Enables identical protein binding activity and unfolded protein binding activity. Involved in several processes, including GABAergic synaptic transmission; chaperone-mediated protein folding; and establishment of organelle localization. Predicted to be located in cytoplasm. Expressed in gonad; hypodermis; intestine; and neurons. Used to study epilepsy and lissencephaly. Is an ortholog of human NUDC (nuclear distribution C, dynein complex regulator).

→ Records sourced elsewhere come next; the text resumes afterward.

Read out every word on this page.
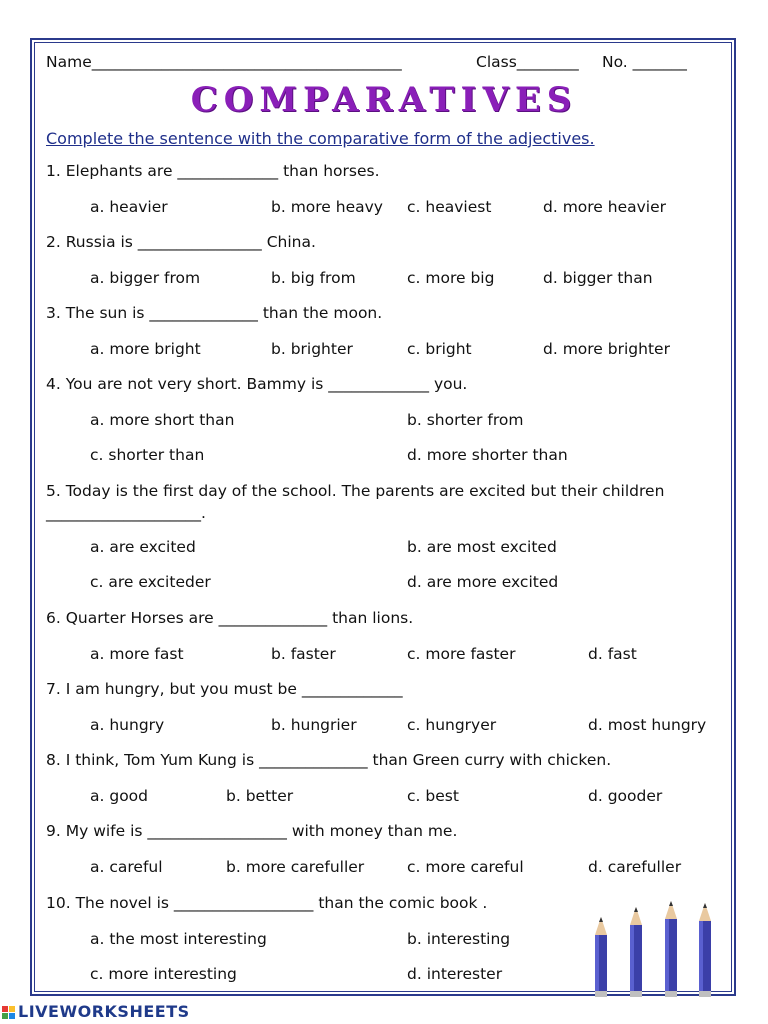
Name________________________________________	Class________ No. _______
COMPARATIVES
Complete the sentence with the comparative form of the adjectives.
1. Elephants are _____________ than horses.
a. heavier	b. more heavy c. heaviest	d. more heavier
2. Russia is ________________ China.
a. bigger from	b. big from	c. more big	d. bigger than
3. The sun is ______________ than the moon.
a. more bright	b. brighter	c. bright	d. more brighter
4. You are not very short. Bammy is _____________ you.
a. more short than	b. shorter from
c. shorter than	d. more shorter than
5. Today is the first day of the school. The parents are excited but their children
____________________.
a. are excited	b. are most excited
c. are exciteder	d. are more excited
6. Quarter Horses are ______________ than lions.
a. more fast	b. faster	c. more faster	d. fast
7. I am hungry, but you must be _____________
a. hungry	b. hungrier	c. hungryer	d. most hungry
8. I think, Tom Yum Kung is ______________ than Green curry with chicken.
a. good	b. better	c. best	d. gooder
9. My wife is __________________ with money than me.
a. careful	b. more carefuller	c. more careful	d. carefuller
10. The novel is __________________ than the comic book .
a. the most interesting	b. interesting
c. more interesting	d. interester
LIVEWORKSHEETS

In humans, mutations in the LIS1 gene (Platelet activating factor acetylhydrolase, isoform 1B, alpha subunit; PAFAH1B1) and the LIS1 pathway, are implicated in Lissencephaly, a developmental abnormality associated with a failure of neuronal migration in the cerebral cortex, leading to mental retardation and epilepsy; human NDE1 and NDEL1, are effectors of LIS1; the elegans genetic model for epileptic siezures consists of lis-1 mutants that are responsive to the common seizure inducer pentylenetetrazole (PTZ) and diplay a distinct convulsive phenotype; worms depleted for LIS1 pathway components via RNA interference (NUD-1, NUD-2, DHC-1, CDK-5, and CDKA-1) also exhibited significant convulsions following PTZ treatment; further nud-1 (orthologous to human NUDC), nud-2/NDE1 and cdk-5 show significant enhancement in convulsions in a lis-1 heterozygous background when compared with the wild-type background; these animals are also less likely to recover when PTZ treatment is removed, when compared to wild-type; these studies show that while knocking down target genes (lis-1, cdk-5, and cdka-1 that function in neuronal migration), and their interacting proteins like nud-1, nud-2 and dhc-1, does not yield spontaneous convulsions in C. elegans, further alterations in the neural environment through the application of PTZ serve to pass a critical threshold within these animals.
Map position created from combination of previous interpolated map position (based on known location of sequence) and allele information. Therefore this is not a genetic map position based on recombination frequencies or genetic experiments. This was done on advice of the CGC.